Union NL: Mercy-Presentation Speakers Forum

A Collaborative Initiative
“Bringing it home, Coming home …”

More than two decades ago, in response to a need and strong desire for ongoing spiritual formation in the wider community, our two Newfoundland and Labrador, Canada, congregations, the Sisters of Mercy and our Presentation Sisters, collaborated on creating the Mercy~Presentation Speakers Forum. Our planning and coordinating team comprises associates and sisters from both our congregations. It is now a highly anticipated and well attended annual fall happening, incorporating engagement from within the wider community as well. 

The initial focus was on the weaving together of spirituality, justice, ethics and Christianity for the 20th and 21st centuries. Over the years we have sponsored annual weekend forums spanning Friday evening to Saturday afternoon, bringing in world renowned speakers that everyday people could now have easy access to, addressing emerging, critical issues for our time. Speakers have included Bruce Sanguin, Diarmuid O’Murchu, MSC; Jose Hobday, OSF; Jan Phillips; Maureen Wild, SC; Judith King, (Ireland) and Denise Boyle, FMDM; Paula D’Arcy; Robert Wicks; Ilio Delio, OSF; Joan Chittister, OSB; and numerous others. 

This year our speaker was John Philip Newell, poet, peacemaker, minister and scholar, internationally acclaimed for his work in the field of Celtic spirituality. Based in Edinburgh, Scotland, with his wife and four children, he teaches and preaches internationally on themes related to the sacredness of the earth and the oneness of the human soul. 

On early arrival John Philip was welcomed to our Newfoundland shores amidst much thunder and lightening! In a quieter way, we would all be “struck” by his simplicity and depth.
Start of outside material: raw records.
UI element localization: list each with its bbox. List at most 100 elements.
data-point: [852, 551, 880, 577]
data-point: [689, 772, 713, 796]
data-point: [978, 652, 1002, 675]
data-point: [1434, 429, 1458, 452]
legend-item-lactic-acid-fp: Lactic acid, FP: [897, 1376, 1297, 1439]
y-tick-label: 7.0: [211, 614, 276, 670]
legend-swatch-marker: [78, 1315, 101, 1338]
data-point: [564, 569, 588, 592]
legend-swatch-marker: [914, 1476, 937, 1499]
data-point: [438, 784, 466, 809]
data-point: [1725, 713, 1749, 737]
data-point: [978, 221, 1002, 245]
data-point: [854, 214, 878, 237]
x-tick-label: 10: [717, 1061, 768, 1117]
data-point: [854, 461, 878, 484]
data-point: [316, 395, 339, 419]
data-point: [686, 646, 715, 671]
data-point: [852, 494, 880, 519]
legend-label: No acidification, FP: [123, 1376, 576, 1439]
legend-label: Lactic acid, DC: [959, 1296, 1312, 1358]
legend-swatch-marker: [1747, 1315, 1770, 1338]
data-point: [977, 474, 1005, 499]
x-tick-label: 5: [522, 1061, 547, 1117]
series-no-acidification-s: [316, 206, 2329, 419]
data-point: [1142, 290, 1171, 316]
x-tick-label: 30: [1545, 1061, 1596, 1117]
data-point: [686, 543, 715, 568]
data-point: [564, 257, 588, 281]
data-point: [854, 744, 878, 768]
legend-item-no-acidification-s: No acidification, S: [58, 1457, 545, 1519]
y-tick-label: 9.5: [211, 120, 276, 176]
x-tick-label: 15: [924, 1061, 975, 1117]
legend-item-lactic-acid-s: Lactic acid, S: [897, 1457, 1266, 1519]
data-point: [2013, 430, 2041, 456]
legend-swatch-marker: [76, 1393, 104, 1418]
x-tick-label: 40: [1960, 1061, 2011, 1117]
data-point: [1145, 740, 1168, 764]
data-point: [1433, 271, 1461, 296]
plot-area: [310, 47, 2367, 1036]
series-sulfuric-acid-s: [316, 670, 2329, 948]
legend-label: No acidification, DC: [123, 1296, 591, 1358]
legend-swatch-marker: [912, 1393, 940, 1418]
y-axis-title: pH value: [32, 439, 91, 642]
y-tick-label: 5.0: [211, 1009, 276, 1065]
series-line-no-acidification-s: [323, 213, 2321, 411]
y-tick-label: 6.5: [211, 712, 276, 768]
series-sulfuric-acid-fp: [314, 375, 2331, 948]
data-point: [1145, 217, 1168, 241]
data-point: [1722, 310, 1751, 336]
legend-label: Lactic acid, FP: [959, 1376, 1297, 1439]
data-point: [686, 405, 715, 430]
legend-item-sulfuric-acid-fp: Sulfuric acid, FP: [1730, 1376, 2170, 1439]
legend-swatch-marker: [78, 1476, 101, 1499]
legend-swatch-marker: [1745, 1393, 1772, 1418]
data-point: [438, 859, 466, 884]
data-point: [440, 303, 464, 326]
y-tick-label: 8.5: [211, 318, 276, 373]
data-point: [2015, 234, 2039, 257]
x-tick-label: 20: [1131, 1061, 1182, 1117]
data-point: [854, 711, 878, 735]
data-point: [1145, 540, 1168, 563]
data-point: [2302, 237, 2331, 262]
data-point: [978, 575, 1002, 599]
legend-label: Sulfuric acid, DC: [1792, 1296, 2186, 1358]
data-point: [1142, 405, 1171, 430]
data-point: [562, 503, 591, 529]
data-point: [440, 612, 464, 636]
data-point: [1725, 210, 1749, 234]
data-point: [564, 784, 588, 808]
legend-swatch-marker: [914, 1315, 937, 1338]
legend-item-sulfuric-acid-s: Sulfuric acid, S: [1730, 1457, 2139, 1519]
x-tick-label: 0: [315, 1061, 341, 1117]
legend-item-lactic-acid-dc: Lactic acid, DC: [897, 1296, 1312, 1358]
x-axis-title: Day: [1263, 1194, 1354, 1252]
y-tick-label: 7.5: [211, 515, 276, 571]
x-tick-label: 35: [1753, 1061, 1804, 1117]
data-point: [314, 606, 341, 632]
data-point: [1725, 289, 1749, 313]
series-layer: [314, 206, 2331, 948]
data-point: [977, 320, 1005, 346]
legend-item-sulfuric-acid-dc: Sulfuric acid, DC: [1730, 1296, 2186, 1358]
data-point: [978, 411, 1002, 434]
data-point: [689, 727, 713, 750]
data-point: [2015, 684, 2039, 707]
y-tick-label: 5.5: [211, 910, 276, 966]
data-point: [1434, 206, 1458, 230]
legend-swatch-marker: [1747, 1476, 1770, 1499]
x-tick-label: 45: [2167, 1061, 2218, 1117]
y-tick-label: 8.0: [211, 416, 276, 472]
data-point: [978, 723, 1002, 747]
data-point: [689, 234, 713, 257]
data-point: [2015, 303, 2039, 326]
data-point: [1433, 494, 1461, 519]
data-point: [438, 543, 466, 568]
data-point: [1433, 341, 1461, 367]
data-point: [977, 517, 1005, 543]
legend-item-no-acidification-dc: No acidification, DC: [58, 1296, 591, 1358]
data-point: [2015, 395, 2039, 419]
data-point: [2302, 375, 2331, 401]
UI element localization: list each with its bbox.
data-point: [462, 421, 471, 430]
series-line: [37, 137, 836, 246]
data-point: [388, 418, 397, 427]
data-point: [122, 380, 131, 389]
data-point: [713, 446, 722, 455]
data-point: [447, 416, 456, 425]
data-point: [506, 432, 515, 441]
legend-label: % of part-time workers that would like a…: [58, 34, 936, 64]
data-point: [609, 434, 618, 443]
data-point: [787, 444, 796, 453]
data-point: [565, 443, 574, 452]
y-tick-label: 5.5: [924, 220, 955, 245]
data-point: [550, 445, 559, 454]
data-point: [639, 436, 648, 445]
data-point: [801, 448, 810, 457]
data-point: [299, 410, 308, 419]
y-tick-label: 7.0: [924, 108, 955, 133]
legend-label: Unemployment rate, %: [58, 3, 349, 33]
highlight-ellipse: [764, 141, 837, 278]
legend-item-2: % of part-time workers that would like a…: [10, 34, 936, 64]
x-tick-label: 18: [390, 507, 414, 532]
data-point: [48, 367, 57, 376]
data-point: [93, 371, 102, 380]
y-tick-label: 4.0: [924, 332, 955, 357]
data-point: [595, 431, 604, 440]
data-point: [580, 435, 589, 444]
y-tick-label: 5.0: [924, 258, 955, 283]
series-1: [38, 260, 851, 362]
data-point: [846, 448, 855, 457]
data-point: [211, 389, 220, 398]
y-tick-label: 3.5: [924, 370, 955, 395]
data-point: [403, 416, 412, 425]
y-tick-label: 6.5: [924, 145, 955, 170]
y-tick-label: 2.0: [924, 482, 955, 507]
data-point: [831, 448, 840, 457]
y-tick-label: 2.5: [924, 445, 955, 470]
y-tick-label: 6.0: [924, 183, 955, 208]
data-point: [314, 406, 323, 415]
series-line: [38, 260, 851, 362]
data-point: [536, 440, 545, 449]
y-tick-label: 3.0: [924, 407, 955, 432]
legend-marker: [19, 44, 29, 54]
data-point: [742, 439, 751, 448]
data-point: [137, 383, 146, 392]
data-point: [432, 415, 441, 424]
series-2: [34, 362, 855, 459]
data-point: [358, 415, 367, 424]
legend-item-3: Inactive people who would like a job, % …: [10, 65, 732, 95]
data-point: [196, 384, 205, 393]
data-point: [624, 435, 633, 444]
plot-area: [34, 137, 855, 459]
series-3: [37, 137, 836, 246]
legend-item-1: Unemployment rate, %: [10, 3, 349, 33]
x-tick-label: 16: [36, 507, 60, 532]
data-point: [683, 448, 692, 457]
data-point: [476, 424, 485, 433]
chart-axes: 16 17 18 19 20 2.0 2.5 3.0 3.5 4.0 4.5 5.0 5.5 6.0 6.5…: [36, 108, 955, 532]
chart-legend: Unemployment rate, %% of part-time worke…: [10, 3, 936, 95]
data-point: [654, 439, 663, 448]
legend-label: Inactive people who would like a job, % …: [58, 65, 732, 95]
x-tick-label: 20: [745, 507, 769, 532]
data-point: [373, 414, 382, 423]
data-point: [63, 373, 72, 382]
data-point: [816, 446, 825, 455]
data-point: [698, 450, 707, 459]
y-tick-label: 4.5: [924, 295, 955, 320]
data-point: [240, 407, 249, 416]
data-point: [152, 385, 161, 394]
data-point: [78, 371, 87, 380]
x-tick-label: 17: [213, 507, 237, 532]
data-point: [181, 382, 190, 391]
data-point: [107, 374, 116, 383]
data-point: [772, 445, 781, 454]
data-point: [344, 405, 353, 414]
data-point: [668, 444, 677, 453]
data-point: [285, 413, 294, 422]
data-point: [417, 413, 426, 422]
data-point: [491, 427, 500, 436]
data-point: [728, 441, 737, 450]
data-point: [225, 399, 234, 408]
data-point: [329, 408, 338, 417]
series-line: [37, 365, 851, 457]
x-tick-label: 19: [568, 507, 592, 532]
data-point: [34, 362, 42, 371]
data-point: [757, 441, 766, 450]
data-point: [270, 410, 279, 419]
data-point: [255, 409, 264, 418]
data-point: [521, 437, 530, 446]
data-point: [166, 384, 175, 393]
Sister Elizabeth Davis, Mercy congregational leader, representing both leaders, offered a true Newfoundland and Labrador welcome and blessing on behalf of us all. 

On Friday evening John Philip engaged us with his own story, inviting us to see the face of “Godness” in the face of a tiny baby, sparked by his experience of his own newborn granddaughter. He, in turn, invited us to see that “Godness” in each other, forever glimpsing the Divine in one another, forever expecting to find the light in each other. He constantly reminded us that we are “of” God, God’s very essence, rather than made “by” God. In our quiet reflection, he had asked us to ponder, “What would it look like if our “of Godness” came to light again and again with new depths?” Becoming what we already are! A powerful invitation now as we approach the season of Christmas, celebrating a 2000-year-old birth and being called to continually give birth to that first great love in our own living each day. 

In our Saturday morning prayer we were reminded of John, the beloved disciple, and his stance of “listening to the heartbeat of God,” in the earth, within us, in each other. In the same breath he also reintroduced us to St. Brigid of Kildare, a true woman “of God,” who embodied that. John Philip spoke of how St. Brigid is rising in our consciousness in modern times because we are so in need of her! 

Often spoken of in Gaelic tradition as “Mary of the Gaels,” Brigid has so much to teach us of weaving together heaven and earth, grace and nature, recovering those deep connections, including in our rituals, of “birthing” God ever anew in our world, and how both our world and our church are in such need of all of that. 

Worthy of note as well, history attests to Brigid as being the founding Abbess of a Monastery, a mixed community of men and women, and under the leadership of a woman! In addition, tradition attests to her being “mistakenly” consecrated as a bishop rather than an abbess because the bishop prayed the wrong prayer. Notably, he stood by what he had said! 

John Philip also wove in stories of people in history like Pelagius, Augustine, Irenaeus, St. Columba, Hildegarde, and more modern-day figures like Teilhard de Chardin and Thomas Berry, all of whom, and some surprisingly, invite us to see in a way like never before. 

Weaving together the threads of the two days, John Philip, with those before him, urging us to rediscover the intimate relationship between humanity and earth, for our children! He reminded us, with Thomas Berry, to dream a new way forward, again, like never before, highlighting how we are made “of” the Divine dreamer. 

Awed and grateful! Special Thanks to the planning committee … 

From left: Kim Kelly, Presentation Associate; Marilyn Stack, Mercy Associate; John Phillip Newell; Mercy Sister Betty Morissey; Presentation Sister Bernadette Doherty.

Missing from the photo is Presentation Sister Helen Martinez.